In a letter sent to BP earlier this month, Texas Governor Rick Perry and Attorney General Greg Abbott say that BP General Counsel Jack Lynch told them that the reason BP wasn't limiting claims to the statutory cap of $75 million was that gross negligence led to the disastrous explosion of the Deepwater Horizon drilling rig.
"Finally, we note that your letter states: 'We have not asserted the cap provided under the Oil Pollution Act,'" Perry and Abbott say in reference to BP's statement it wouldn't invoke the post-Exxon-Valdez law that limits a company's spill related liabilities to $75 million. "We read that as an attempt to suggest that BP is voluntarily paying claims associated with the oil spill. The truth is that BP has not asserted the cap because it acknowledged that evidence would reveal that the explosion and resulting spill were the product of gross negligence -- which renders the statutory cap irrelevant. We know this because, during a conference call with Gulf Coast attorneys general, BP General Counsel Jack Lynch acknowledged that gross negligence would be revealed as a cause of the explosion that led to the oil spill."
Such a finding would be significant not only because it would render the $75 million cap moot, but because it would also quadruple the fine-per-barrel that the government could assess on BP. The Houston Chronicle runs the numbers:
If the courts find BP was negligent in activities that caused the Gulf of Mexico oil spill it's fines could nearly quadruple.
• Per barrel fines under the Clean Water Act
• Without gross negligence: $1,100
• With gross negligence: $4,300
• Size of total fines assuming 55,000 barrel-per-day spill rate
• $5 billion without negligence finding
• $19.6 billion with negligence finding
Not surprisingly, BP is now publicly denying that Lynch ever told Perry or Abbott that BP would be found guilty of gross negligence. Call me bipartisan, but this is one scenario where I actually believe Perry and Abbott, both of whom are Republicans.
Interesting note: in explaining why it believes it is entitled to a $10 billion tax deduction bailout to defray the costs of the spill, BP includes among its expenses $5 billion in fines, tallied at $1,100 per barrel, the per barrel rate if they are not found guilty of gross negligence.

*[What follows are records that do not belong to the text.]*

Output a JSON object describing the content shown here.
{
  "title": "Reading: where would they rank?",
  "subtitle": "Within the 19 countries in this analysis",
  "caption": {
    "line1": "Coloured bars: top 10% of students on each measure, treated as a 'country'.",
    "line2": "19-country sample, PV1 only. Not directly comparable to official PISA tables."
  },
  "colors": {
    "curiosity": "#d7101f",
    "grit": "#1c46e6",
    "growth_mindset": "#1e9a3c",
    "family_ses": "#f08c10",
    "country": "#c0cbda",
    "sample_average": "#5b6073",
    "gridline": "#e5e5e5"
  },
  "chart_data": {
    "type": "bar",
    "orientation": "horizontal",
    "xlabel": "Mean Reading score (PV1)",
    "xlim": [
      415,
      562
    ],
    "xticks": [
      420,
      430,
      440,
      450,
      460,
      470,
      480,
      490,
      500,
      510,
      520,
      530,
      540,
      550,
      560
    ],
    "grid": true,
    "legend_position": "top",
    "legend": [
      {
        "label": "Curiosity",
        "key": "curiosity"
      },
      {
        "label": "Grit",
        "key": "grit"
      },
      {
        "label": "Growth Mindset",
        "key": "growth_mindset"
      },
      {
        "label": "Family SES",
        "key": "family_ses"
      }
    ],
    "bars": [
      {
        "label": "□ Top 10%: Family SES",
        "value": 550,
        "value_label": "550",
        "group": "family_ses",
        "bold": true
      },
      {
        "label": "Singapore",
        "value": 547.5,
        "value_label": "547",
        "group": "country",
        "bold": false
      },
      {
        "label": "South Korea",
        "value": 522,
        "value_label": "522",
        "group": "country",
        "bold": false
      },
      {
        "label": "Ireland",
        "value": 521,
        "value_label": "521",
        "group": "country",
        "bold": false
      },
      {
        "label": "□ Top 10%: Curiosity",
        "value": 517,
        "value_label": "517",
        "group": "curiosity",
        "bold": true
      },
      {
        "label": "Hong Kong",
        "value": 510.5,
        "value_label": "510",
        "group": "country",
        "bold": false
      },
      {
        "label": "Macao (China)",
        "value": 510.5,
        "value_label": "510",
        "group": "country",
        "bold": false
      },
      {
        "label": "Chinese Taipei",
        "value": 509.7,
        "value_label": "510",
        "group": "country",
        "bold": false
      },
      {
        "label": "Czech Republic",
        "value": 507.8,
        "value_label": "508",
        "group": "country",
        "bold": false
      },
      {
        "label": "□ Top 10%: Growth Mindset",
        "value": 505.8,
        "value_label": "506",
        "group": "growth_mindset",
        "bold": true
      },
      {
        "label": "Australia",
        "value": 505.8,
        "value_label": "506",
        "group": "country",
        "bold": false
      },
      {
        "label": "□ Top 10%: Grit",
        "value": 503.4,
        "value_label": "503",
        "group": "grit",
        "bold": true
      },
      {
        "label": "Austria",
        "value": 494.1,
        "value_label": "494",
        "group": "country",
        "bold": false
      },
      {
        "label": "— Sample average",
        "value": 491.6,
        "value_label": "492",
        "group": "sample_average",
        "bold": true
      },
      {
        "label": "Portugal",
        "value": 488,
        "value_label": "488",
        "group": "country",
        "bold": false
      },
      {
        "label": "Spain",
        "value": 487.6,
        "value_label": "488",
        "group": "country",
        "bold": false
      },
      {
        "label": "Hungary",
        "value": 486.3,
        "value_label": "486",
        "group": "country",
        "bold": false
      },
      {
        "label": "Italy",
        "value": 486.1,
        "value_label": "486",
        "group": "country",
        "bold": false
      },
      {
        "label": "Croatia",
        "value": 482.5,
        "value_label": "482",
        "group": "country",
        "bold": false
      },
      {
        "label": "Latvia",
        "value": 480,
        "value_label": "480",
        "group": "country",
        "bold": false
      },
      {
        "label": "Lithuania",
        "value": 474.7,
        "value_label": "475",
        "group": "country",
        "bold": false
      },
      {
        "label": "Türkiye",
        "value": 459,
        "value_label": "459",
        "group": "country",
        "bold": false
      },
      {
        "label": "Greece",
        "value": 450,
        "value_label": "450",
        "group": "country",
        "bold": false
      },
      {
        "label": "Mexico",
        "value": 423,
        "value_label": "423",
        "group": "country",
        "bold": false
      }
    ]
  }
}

If they are found guilty of negligence, that fine would rise to nearly $20 billion, but from BP's perspective, the upside would be that they believe that they'd be entitled to a larger tax deduction bailout. Of course, that assumes BP is able to get its hands on a bailout in the first place: legislation is on its way to make sure they can't profit from the spill. Let's hope it gets passed quickly.